Наверное, гораздо лучше, если она и дальше будет думать, что Дэнни покончил с собой из-за депрессии.
Я откладываю фотографию и снова принимаюсь потрошить подарки.
Мои коллеги предпочли проверенные беспроигрышные варианты: духи, свечи, украшения…
Я разгребаю кучу свертков и отыскиваю подарок Кайла. Он так красиво упакован, что даже жалко его открывать.
Когда же я все же нахожу в себе силы это сделать, то замираю от удивления.
Поскольку я работаю в издательстве, никому никогда раньше не приходило в голову дарить мне книги.
Все знают, что при желании я могу получить практически любую бесплатно.
И это очень обидно, поскольку я пошла работать в издательство потому, что обожаю книги. Больше всего мне нравилось в детстве открывать подаренные на Рождество томики, вдыхать аромат типографской краски, проводить пальцами по гладким корешкам.
Кайл отыскал для меня очень редкое, старое и дорогое издание «Великого Гэтсби».
Не могу сказать, что обожаю этот роман, но дело не в этом. Кайл явно долго размышлял, прежде чем остановить выбор на этом подарке.
Внутри открытка: «За ту бутылку вина, что ты когда-то разделила со мной».
Мне надо было ему хоть что-нибудь подарить!

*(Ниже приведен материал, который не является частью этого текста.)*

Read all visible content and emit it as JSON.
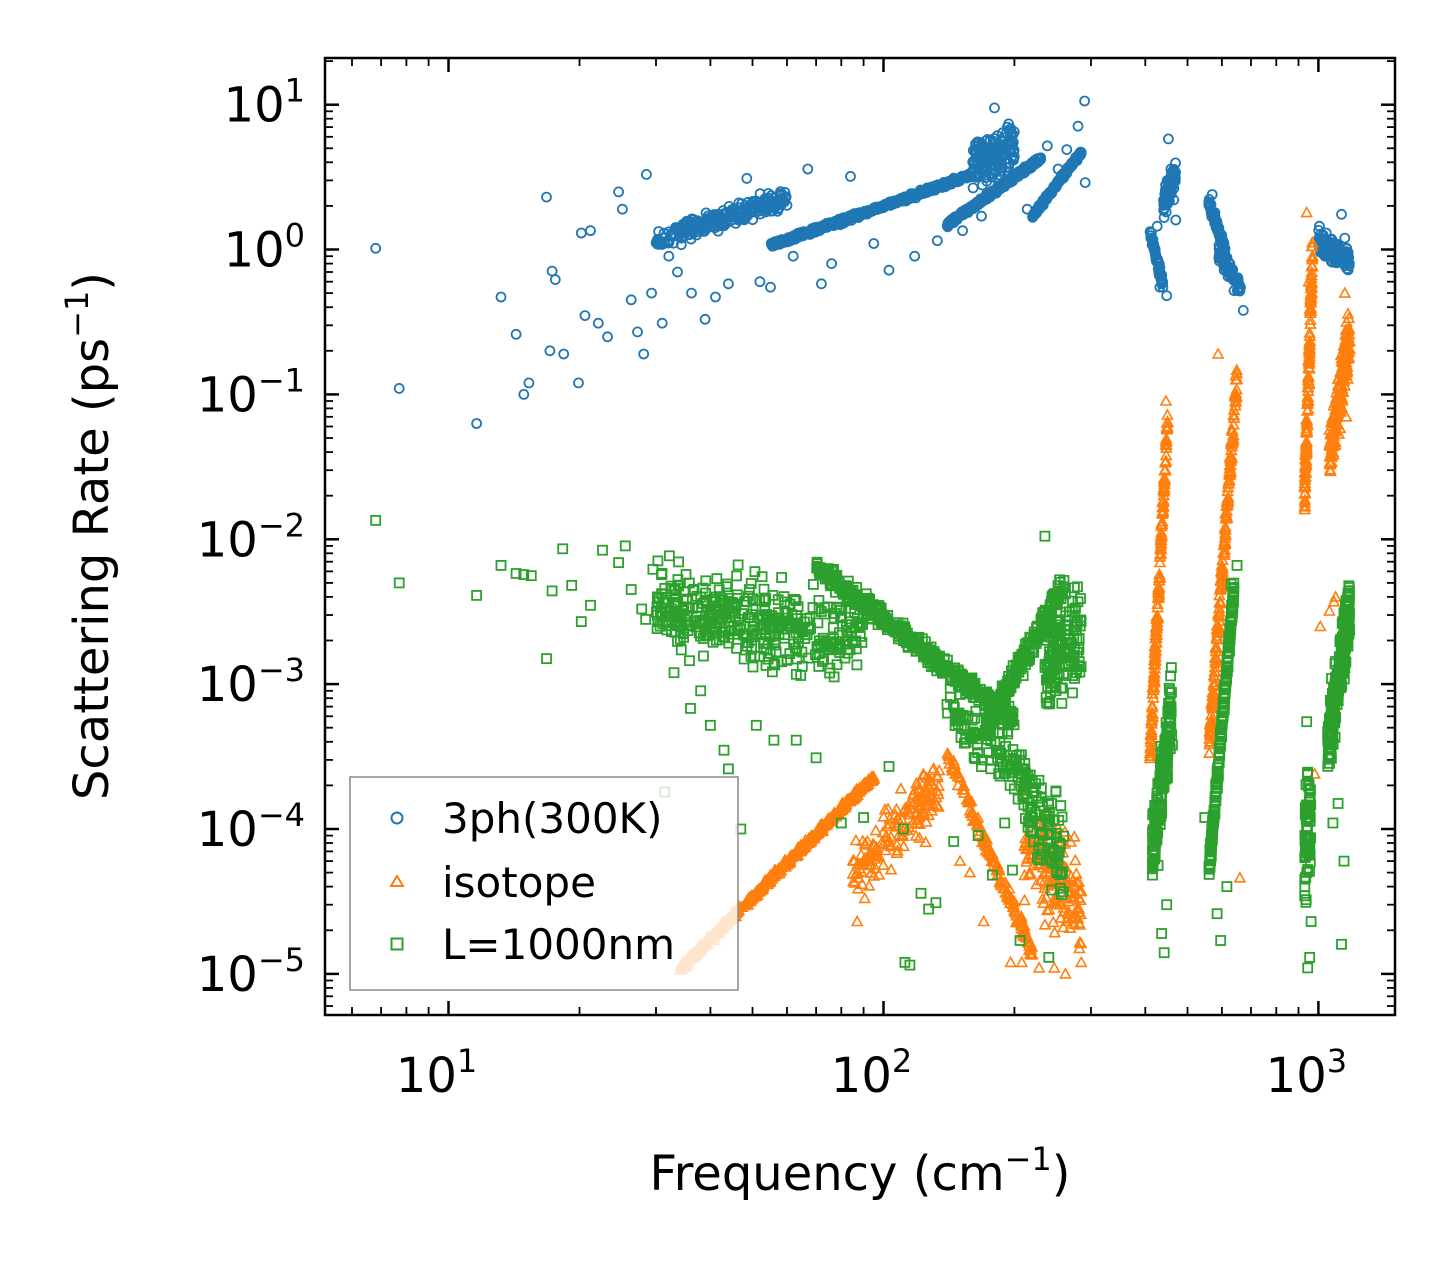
{
  "chart_data": {
    "type": "scatter",
    "title": "",
    "xlabel": "Frequency (cm",
    "xlabel_exponent": "−1",
    "xlabel_suffix": ")",
    "ylabel": "Scattering Rate (ps",
    "ylabel_exponent": "−1",
    "ylabel_suffix": ")",
    "xscale": "log",
    "yscale": "log",
    "xlim": [
      5.2,
      1500
    ],
    "ylim": [
      5.2e-06,
      21
    ],
    "x_ticks": [
      {
        "value": 10,
        "base": "10",
        "exp": "1"
      },
      {
        "value": 100,
        "base": "10",
        "exp": "2"
      },
      {
        "value": 1000,
        "base": "10",
        "exp": "3"
      }
    ],
    "y_ticks": [
      {
        "value": 10,
        "base": "10",
        "exp": "1"
      },
      {
        "value": 1,
        "base": "10",
        "exp": "0"
      },
      {
        "value": 0.1,
        "base": "10",
        "exp": "−1"
      },
      {
        "value": 0.01,
        "base": "10",
        "exp": "−2"
      },
      {
        "value": 0.001,
        "base": "10",
        "exp": "−3"
      },
      {
        "value": 0.0001,
        "base": "10",
        "exp": "−4"
      },
      {
        "value": 1e-05,
        "base": "10",
        "exp": "−5"
      }
    ],
    "legend_position": "lower-left",
    "series": [
      {
        "name": "3ph(300K)",
        "marker": "circle",
        "color": "#1f77b4",
        "points": [
          [
            6.8,
            1.02
          ],
          [
            7.7,
            0.11
          ],
          [
            11.6,
            0.063
          ],
          [
            13.2,
            0.47
          ],
          [
            14.3,
            0.26
          ],
          [
            14.9,
            0.1
          ],
          [
            15.3,
            0.12
          ],
          [
            16.8,
            2.3
          ],
          [
            17.1,
            0.2
          ],
          [
            17.3,
            0.71
          ],
          [
            17.6,
            0.62
          ],
          [
            18.4,
            0.19
          ],
          [
            19.9,
            0.12
          ],
          [
            20.2,
            1.3
          ],
          [
            20.6,
            0.35
          ],
          [
            21.2,
            1.35
          ],
          [
            22.1,
            0.31
          ],
          [
            23.2,
            0.25
          ],
          [
            24.6,
            2.5
          ],
          [
            25.1,
            1.9
          ],
          [
            26.3,
            0.45
          ],
          [
            27.2,
            0.27
          ],
          [
            28.1,
            0.19
          ],
          [
            28.5,
            3.3
          ],
          [
            29.3,
            0.5
          ],
          [
            31,
            0.31
          ],
          [
            32.1,
            0.9
          ],
          [
            33.6,
            0.7
          ],
          [
            36.2,
            0.5
          ],
          [
            38.9,
            0.33
          ],
          [
            41.1,
            0.47
          ],
          [
            44,
            0.58
          ],
          [
            48.5,
            3.1
          ],
          [
            52,
            0.6
          ],
          [
            55,
            0.55
          ],
          [
            62,
            0.9
          ],
          [
            67,
            3.6
          ],
          [
            72,
            0.58
          ],
          [
            76,
            0.8
          ],
          [
            84,
            3.2
          ],
          [
            95,
            1.1
          ],
          [
            103,
            0.72
          ],
          [
            118,
            0.9
          ],
          [
            133,
            1.15
          ],
          [
            152,
            1.35
          ],
          [
            168,
            1.7
          ],
          [
            180,
            9.5
          ],
          [
            196,
            4.8
          ],
          [
            214,
            1.9
          ],
          [
            238,
            5.2
          ],
          [
            252,
            3.6
          ],
          [
            264,
            4.9
          ],
          [
            280,
            7.1
          ],
          [
            290,
            10.6
          ],
          [
            291,
            2.9
          ],
          [
            426,
            1.45
          ],
          [
            432,
            0.55
          ],
          [
            448,
            0.48
          ],
          [
            452,
            5.8
          ],
          [
            458,
            3.6
          ],
          [
            465,
            2.2
          ],
          [
            470,
            1.6
          ],
          [
            570,
            2.4
          ],
          [
            578,
            1.8
          ],
          [
            590,
            1.3
          ],
          [
            604,
            0.95
          ],
          [
            620,
            0.65
          ],
          [
            640,
            0.52
          ],
          [
            662,
            0.55
          ],
          [
            672,
            0.38
          ],
          [
            1005,
            1.45
          ],
          [
            1042,
            1.3
          ],
          [
            1080,
            1.1
          ],
          [
            1105,
            0.85
          ],
          [
            1130,
            1.75
          ],
          [
            1150,
            1.2
          ],
          [
            1170,
            0.95
          ]
        ],
        "bands": [
          {
            "x": [
              30,
              60
            ],
            "y": [
              0.9,
              2.9
            ],
            "count": 260,
            "corr": 0.6
          },
          {
            "x": [
              55,
              160
            ],
            "y": [
              1.0,
              3.5
            ],
            "count": 450,
            "corr": 0.9
          },
          {
            "x": [
              140,
              230
            ],
            "y": [
              1.4,
              4.5
            ],
            "count": 320,
            "corr": 0.9
          },
          {
            "x": [
              160,
              200
            ],
            "y": [
              2.2,
              9.0
            ],
            "count": 160,
            "corr": 0.2
          },
          {
            "x": [
              220,
              285
            ],
            "y": [
              1.6,
              5.0
            ],
            "count": 180,
            "corr": 0.9
          },
          {
            "x": [
              410,
              440
            ],
            "y": [
              0.5,
              1.5
            ],
            "count": 60,
            "corr": -0.8
          },
          {
            "x": [
              440,
              470
            ],
            "y": [
              1.4,
              5.0
            ],
            "count": 70,
            "corr": 0.4
          },
          {
            "x": [
              560,
              610
            ],
            "y": [
              0.9,
              2.3
            ],
            "count": 90,
            "corr": -0.8
          },
          {
            "x": [
              590,
              660
            ],
            "y": [
              0.45,
              1.2
            ],
            "count": 70,
            "corr": -0.6
          },
          {
            "x": [
              1000,
              1180
            ],
            "y": [
              0.65,
              1.45
            ],
            "count": 160,
            "corr": -0.4
          }
        ]
      },
      {
        "name": "isotope",
        "marker": "triangle",
        "color": "#ff7f0e",
        "points": [
          [
            41,
            1.7e-05
          ],
          [
            87,
            2.3e-05
          ],
          [
            125,
            8.1e-05
          ],
          [
            150,
            6e-05
          ],
          [
            158,
            5e-05
          ],
          [
            170,
            2.3e-05
          ],
          [
            196,
            1.2e-05
          ],
          [
            208,
            1.2e-05
          ],
          [
            228,
            1.1e-05
          ],
          [
            247,
            1.1e-05
          ],
          [
            262,
            1e-05
          ],
          [
            275,
            2.2e-05
          ],
          [
            282,
            1.5e-05
          ],
          [
            285,
            1.2e-05
          ],
          [
            420,
            0.00013
          ],
          [
            446,
            0.09
          ],
          [
            588,
            0.19
          ],
          [
            660,
            4.6e-05
          ],
          [
            940,
            1.8
          ],
          [
            950,
            0.6
          ],
          [
            980,
            0.00024
          ],
          [
            1010,
            0.0025
          ],
          [
            1060,
            0.0032
          ],
          [
            1086,
            0.0037
          ],
          [
            1095,
            0.004
          ],
          [
            1150,
            0.5
          ],
          [
            1160,
            0.07
          ]
        ],
        "bands": [
          {
            "x": [
              34,
              95
            ],
            "y": [
              1e-05,
              0.00025
            ],
            "count": 520,
            "corr": 0.95
          },
          {
            "x": [
              85,
              135
            ],
            "y": [
              2.5e-05,
              0.0004
            ],
            "count": 160,
            "corr": 0.5
          },
          {
            "x": [
              140,
              220
            ],
            "y": [
              1.2e-05,
              0.0004
            ],
            "count": 170,
            "corr": -0.9
          },
          {
            "x": [
              210,
              285
            ],
            "y": [
              1e-05,
              0.00025
            ],
            "count": 170,
            "corr": -0.3
          },
          {
            "x": [
              410,
              450
            ],
            "y": [
              0.00025,
              0.09
            ],
            "count": 170,
            "corr": 0.9
          },
          {
            "x": [
              560,
              650
            ],
            "y": [
              0.00025,
              0.19
            ],
            "count": 190,
            "corr": 0.9
          },
          {
            "x": [
              930,
              970
            ],
            "y": [
              0.012,
              1.8
            ],
            "count": 130,
            "corr": 0.8
          },
          {
            "x": [
              1060,
              1180
            ],
            "y": [
              0.018,
              0.5
            ],
            "count": 200,
            "corr": 0.6
          }
        ]
      },
      {
        "name": "L=1000nm",
        "marker": "square",
        "color": "#2ca02c",
        "points": [
          [
            6.8,
            0.0135
          ],
          [
            7.7,
            0.005
          ],
          [
            11.6,
            0.0041
          ],
          [
            13.2,
            0.0066
          ],
          [
            14.3,
            0.0058
          ],
          [
            14.9,
            0.0057
          ],
          [
            15.5,
            0.0056
          ],
          [
            16.8,
            0.0015
          ],
          [
            17.3,
            0.0044
          ],
          [
            18.3,
            0.0086
          ],
          [
            19.2,
            0.0048
          ],
          [
            20.2,
            0.0027
          ],
          [
            21.2,
            0.0035
          ],
          [
            22.6,
            0.0084
          ],
          [
            24.6,
            0.0069
          ],
          [
            25.5,
            0.009
          ],
          [
            26.3,
            0.0045
          ],
          [
            27.8,
            0.0033
          ],
          [
            28.4,
            0.0028
          ],
          [
            29.5,
            0.0062
          ],
          [
            30.3,
            0.0027
          ],
          [
            31.4,
            0.00018
          ],
          [
            33,
            0.0012
          ],
          [
            36,
            0.00068
          ],
          [
            38,
            0.0009
          ],
          [
            40,
            0.00052
          ],
          [
            43,
            0.00035
          ],
          [
            44,
            0.00026
          ],
          [
            47,
            0.0001
          ],
          [
            51,
            0.00052
          ],
          [
            56,
            0.00041
          ],
          [
            63,
            0.00041
          ],
          [
            70,
            0.00031
          ],
          [
            80,
            0.00011
          ],
          [
            90,
            0.00012
          ],
          [
            103,
            0.00027
          ],
          [
            111,
            0.0001
          ],
          [
            112,
            1.2e-05
          ],
          [
            115,
            1.15e-05
          ],
          [
            122,
            3.6e-05
          ],
          [
            127,
            2.8e-05
          ],
          [
            132,
            3.1e-05
          ],
          [
            145,
            8.2e-05
          ],
          [
            165,
            9e-05
          ],
          [
            178,
            4.8e-05
          ],
          [
            190,
            0.00011
          ],
          [
            198,
            5.2e-05
          ],
          [
            206,
            1.7e-05
          ],
          [
            218,
            9.6e-05
          ],
          [
            235,
            0.0105
          ],
          [
            240,
            1.3e-05
          ],
          [
            249,
            0.00018
          ],
          [
            255,
            3.9e-05
          ],
          [
            262,
            0.0042
          ],
          [
            272,
            0.00087
          ],
          [
            280,
            0.0037
          ],
          [
            428,
            5.6e-05
          ],
          [
            436,
            1.9e-05
          ],
          [
            442,
            1.4e-05
          ],
          [
            448,
            3e-05
          ],
          [
            462,
            0.00038
          ],
          [
            548,
            0.00012
          ],
          [
            585,
            2.6e-05
          ],
          [
            596,
            1.7e-05
          ],
          [
            616,
            4e-05
          ],
          [
            630,
            0.0049
          ],
          [
            650,
            0.0066
          ],
          [
            940,
            0.00055
          ],
          [
            945,
            1.1e-05
          ],
          [
            955,
            1.3e-05
          ],
          [
            962,
            2.3e-05
          ],
          [
            1080,
            0.00011
          ],
          [
            1110,
            0.00015
          ],
          [
            1130,
            1.6e-05
          ],
          [
            1145,
            6e-05
          ]
        ],
        "bands": [
          {
            "x": [
              30,
              90
            ],
            "y": [
              0.0008,
              0.009
            ],
            "count": 420,
            "corr": -0.2
          },
          {
            "x": [
              70,
              200
            ],
            "y": [
              0.00045,
              0.008
            ],
            "count": 520,
            "corr": -0.85
          },
          {
            "x": [
              170,
              260
            ],
            "y": [
              0.00035,
              0.0065
            ],
            "count": 240,
            "corr": 0.8
          },
          {
            "x": [
              235,
              285
            ],
            "y": [
              0.0005,
              0.006
            ],
            "count": 140,
            "corr": 0.2
          },
          {
            "x": [
              210,
              260
            ],
            "y": [
              2e-05,
              0.0005
            ],
            "count": 90,
            "corr": -0.3
          },
          {
            "x": [
              140,
              215
            ],
            "y": [
              0.00012,
              0.0012
            ],
            "count": 110,
            "corr": -0.5
          },
          {
            "x": [
              415,
              460
            ],
            "y": [
              3e-05,
              0.0016
            ],
            "count": 180,
            "corr": 0.6
          },
          {
            "x": [
              560,
              640
            ],
            "y": [
              4e-05,
              0.006
            ],
            "count": 240,
            "corr": 0.9
          },
          {
            "x": [
              930,
              960
            ],
            "y": [
              2e-05,
              0.00045
            ],
            "count": 70,
            "corr": 0.1
          },
          {
            "x": [
              1050,
              1180
            ],
            "y": [
              0.00018,
              0.007
            ],
            "count": 260,
            "corr": 0.6
          }
        ]
      }
    ]
  }
}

Я отправляю ему фото распечатанной обертки, посреди которой лежит книга, и пишу сообщение в «Ватсапе»: «Спасибо! Я в диком восторге! Надеюсь, день у тебя пройдет не так ужасно, как ты описывал. Если сумеешь вырваться, не забудь про праздничный ужин в баре у Бада». С помощью смайликов пытаюсь изобразить Кайла, окруженного людьми, которых он хочет убить, а потом ставлю еще один смайлик — блюющий.

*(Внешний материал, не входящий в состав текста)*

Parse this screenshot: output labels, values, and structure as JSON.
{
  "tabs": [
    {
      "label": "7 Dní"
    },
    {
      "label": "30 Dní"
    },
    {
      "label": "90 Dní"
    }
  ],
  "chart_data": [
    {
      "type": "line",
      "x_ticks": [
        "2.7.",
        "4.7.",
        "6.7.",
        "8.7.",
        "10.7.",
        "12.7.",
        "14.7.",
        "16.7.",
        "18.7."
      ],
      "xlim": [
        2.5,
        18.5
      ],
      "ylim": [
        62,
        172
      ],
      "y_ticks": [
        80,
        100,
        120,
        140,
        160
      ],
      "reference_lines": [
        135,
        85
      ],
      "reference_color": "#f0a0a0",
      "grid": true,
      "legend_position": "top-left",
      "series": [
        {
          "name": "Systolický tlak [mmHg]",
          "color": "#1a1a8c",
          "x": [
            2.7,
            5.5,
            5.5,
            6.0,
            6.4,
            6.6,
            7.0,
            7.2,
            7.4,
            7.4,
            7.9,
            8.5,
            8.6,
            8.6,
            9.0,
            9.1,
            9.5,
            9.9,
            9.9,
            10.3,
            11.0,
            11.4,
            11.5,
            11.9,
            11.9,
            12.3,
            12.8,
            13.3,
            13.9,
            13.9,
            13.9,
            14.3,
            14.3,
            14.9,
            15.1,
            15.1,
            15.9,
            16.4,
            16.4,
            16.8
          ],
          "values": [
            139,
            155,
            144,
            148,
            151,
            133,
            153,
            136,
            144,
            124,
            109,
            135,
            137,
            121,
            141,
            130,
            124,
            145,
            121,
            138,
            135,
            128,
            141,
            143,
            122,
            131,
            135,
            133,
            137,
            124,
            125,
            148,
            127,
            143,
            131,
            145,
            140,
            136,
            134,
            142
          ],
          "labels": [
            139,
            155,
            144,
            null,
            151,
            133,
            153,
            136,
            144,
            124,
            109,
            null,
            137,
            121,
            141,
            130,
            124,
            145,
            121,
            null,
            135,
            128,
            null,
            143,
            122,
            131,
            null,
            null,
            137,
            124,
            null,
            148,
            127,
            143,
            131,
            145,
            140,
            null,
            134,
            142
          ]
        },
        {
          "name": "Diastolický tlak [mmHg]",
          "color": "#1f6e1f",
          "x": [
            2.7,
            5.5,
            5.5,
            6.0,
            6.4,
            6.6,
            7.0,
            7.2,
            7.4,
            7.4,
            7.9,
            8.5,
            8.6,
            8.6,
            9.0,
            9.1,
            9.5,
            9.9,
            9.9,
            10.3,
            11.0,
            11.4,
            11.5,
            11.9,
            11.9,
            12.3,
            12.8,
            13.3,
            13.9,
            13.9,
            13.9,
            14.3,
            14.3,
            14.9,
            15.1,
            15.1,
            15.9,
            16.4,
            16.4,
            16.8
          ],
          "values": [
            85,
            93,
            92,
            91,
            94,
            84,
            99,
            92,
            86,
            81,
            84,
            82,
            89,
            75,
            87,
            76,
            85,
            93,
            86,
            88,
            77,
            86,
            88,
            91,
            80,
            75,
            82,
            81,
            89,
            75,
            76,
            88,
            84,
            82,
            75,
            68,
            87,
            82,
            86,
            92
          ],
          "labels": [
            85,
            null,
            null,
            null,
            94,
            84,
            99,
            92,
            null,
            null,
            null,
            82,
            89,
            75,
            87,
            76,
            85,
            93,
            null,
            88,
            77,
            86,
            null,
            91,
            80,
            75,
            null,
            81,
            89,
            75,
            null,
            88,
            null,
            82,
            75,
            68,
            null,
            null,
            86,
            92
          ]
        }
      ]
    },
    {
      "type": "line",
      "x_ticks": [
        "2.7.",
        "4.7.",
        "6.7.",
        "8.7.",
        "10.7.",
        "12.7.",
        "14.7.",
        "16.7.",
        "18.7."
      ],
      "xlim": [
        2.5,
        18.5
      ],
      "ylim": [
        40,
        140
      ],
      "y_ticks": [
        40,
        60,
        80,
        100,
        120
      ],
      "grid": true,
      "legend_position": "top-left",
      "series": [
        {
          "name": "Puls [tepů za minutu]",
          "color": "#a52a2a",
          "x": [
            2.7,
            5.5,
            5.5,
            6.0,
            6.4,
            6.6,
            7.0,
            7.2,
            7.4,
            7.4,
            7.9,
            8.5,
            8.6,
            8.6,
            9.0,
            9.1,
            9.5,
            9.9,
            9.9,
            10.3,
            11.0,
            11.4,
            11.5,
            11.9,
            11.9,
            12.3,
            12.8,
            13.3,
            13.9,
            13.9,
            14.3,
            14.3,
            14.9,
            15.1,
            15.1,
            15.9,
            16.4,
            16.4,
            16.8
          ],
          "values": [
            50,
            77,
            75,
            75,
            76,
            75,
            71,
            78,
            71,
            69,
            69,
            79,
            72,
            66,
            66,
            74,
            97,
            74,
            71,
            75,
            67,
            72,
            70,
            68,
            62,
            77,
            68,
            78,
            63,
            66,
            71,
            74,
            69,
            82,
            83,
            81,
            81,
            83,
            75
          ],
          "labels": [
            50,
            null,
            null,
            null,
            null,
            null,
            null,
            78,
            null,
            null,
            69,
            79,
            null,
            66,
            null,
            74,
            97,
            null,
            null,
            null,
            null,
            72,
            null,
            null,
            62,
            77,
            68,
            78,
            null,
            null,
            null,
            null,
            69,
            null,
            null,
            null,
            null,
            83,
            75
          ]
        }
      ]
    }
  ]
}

Я улыбаюсь про себя и принимаюсь собирать оберточную бумагу, отложив в сторону последние несколько подарков.
Но один сверток привлекает мое внимание.
Он из блестящей золотой бумаги с оттисками рождественских елок. Ни карточки с именем, ни открытки.

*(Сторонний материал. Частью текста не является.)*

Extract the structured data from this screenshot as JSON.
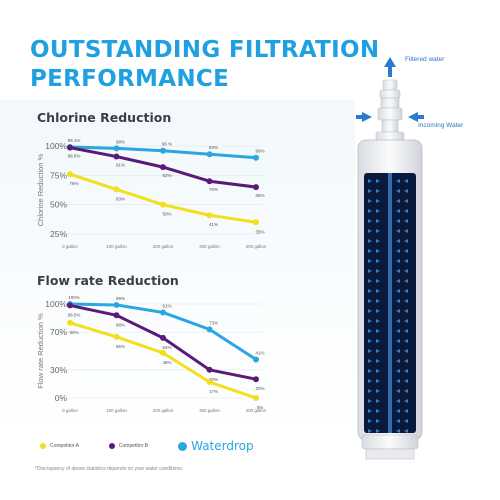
{
  "headline": "OUTSTANDING FILTRATION PERFORMANCE",
  "labels": {
    "filtered_water": "Filtered water",
    "incoming_water": "Incoming Water"
  },
  "legend": {
    "competitor_a": "Competitor A",
    "competitor_b": "Competitor B",
    "brand": "Waterdrop"
  },
  "disclaimer": "*Discrepancy of above statistics depends on your water conditions.",
  "colors": {
    "competitor_a": "#f2df1e",
    "competitor_b": "#5a1a78",
    "brand": "#2aa7e0",
    "headline": "#1fa0e0",
    "filter_core": "#0b1a3a"
  },
  "chart_data": [
    {
      "type": "line",
      "title": "Chlorine Reduction",
      "ylabel": "Chlorine Reduction %",
      "categories": [
        "0 gallon",
        "100 gallon",
        "200 gallon",
        "300 gallon",
        "400 gallon"
      ],
      "yticks": [
        "100%",
        "75%",
        "50%",
        "25%"
      ],
      "ylim": [
        25,
        100
      ],
      "series": [
        {
          "key": "brand",
          "values": [
            99.1,
            98,
            96,
            93,
            90
          ],
          "labels": [
            "99.1%",
            "98%",
            "96 %",
            "93%",
            "90%"
          ]
        },
        {
          "key": "competitor_b",
          "values": [
            98.6,
            91,
            82,
            70,
            65
          ],
          "labels": [
            "98.6%",
            "91%",
            "82%",
            "70%",
            "65%"
          ]
        },
        {
          "key": "competitor_a",
          "values": [
            76,
            63,
            50,
            41,
            35
          ],
          "labels": [
            "76%",
            "63%",
            "50%",
            "41%",
            "35%"
          ]
        }
      ]
    },
    {
      "type": "line",
      "title": "Flow rate Reduction",
      "ylabel": "Flow rate Reduction %",
      "categories": [
        "0 gallon",
        "100 gallon",
        "200 gallon",
        "300 gallon",
        "400 gallon"
      ],
      "yticks": [
        "100%",
        "70%",
        "30%",
        "0%"
      ],
      "ylim": [
        0,
        100
      ],
      "series": [
        {
          "key": "brand",
          "values": [
            100,
            99,
            91,
            73,
            41
          ],
          "labels": [
            "100%",
            "99%",
            "91%",
            "73%",
            "41%"
          ]
        },
        {
          "key": "competitor_b",
          "values": [
            98.5,
            88,
            64,
            30,
            20
          ],
          "labels": [
            "98.5%",
            "88%",
            "64%",
            "30%",
            "20%"
          ]
        },
        {
          "key": "competitor_a",
          "values": [
            80,
            65,
            48,
            17,
            0
          ],
          "labels": [
            "80%",
            "65%",
            "48%",
            "17%",
            "0%"
          ]
        }
      ]
    }
  ]
}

На краткий миг мне приходит в голову мысль, что этот сверток — внутри явно спрятана коробочка — отвалился от другого подарка, побольше.
Я держу золотистый пакет, и мне кажется, что с каждой секундой он прибавляет в весе.
Я понимаю, что выбило меня из колеи.
Точно в такую бумагу на прошлое Рождество заворачивал мне подарки Дэнни.
«Да ну, ерунда, и что с того?» — говорю себе я и, сорвав обертку, открываю коробочку.
Внутри нее золотая цепочка, а на ней силуэты двух сердец, сливающихся друг с другом.
А еще маленькая карточка, на которой написано:
«Мы всегда будем вместе».
Написано почерком Дэнни.
Кажется, у меня сейчас взорвется голова.
Я лихорадочно соображаю, силясь найти объяснение происходящему.
Это подарок с предыдущего года, он завалился в угол, в который мы ставили в прошлом году елку, и случайно смешался с подарками нынешнего года?
Бред. Если бы он потерялся в прошлом году, Дэнни бы стал его искать.
Надо срочно взять себя в руки.
Я не хочу, чтобы со мной случился очередной приступ панической атаки.
Так, давай оперировать фактами.
Дэнни нет в живых.
Дэнни прислал мне подарок на Рождество. Нет, стоп, не прислал.
Сверток просто оказался в моей квартире. Покойный муж подкинул мне в квартиру по
дарок на Рождество.
Меня накрывает паническая атака.
* * *
Прежде чем в дверь забарабанили, я пропустила штук двадцать телефонных звонков, а сколько непрочитанных эсэмэс скопилось, остается только догадываться.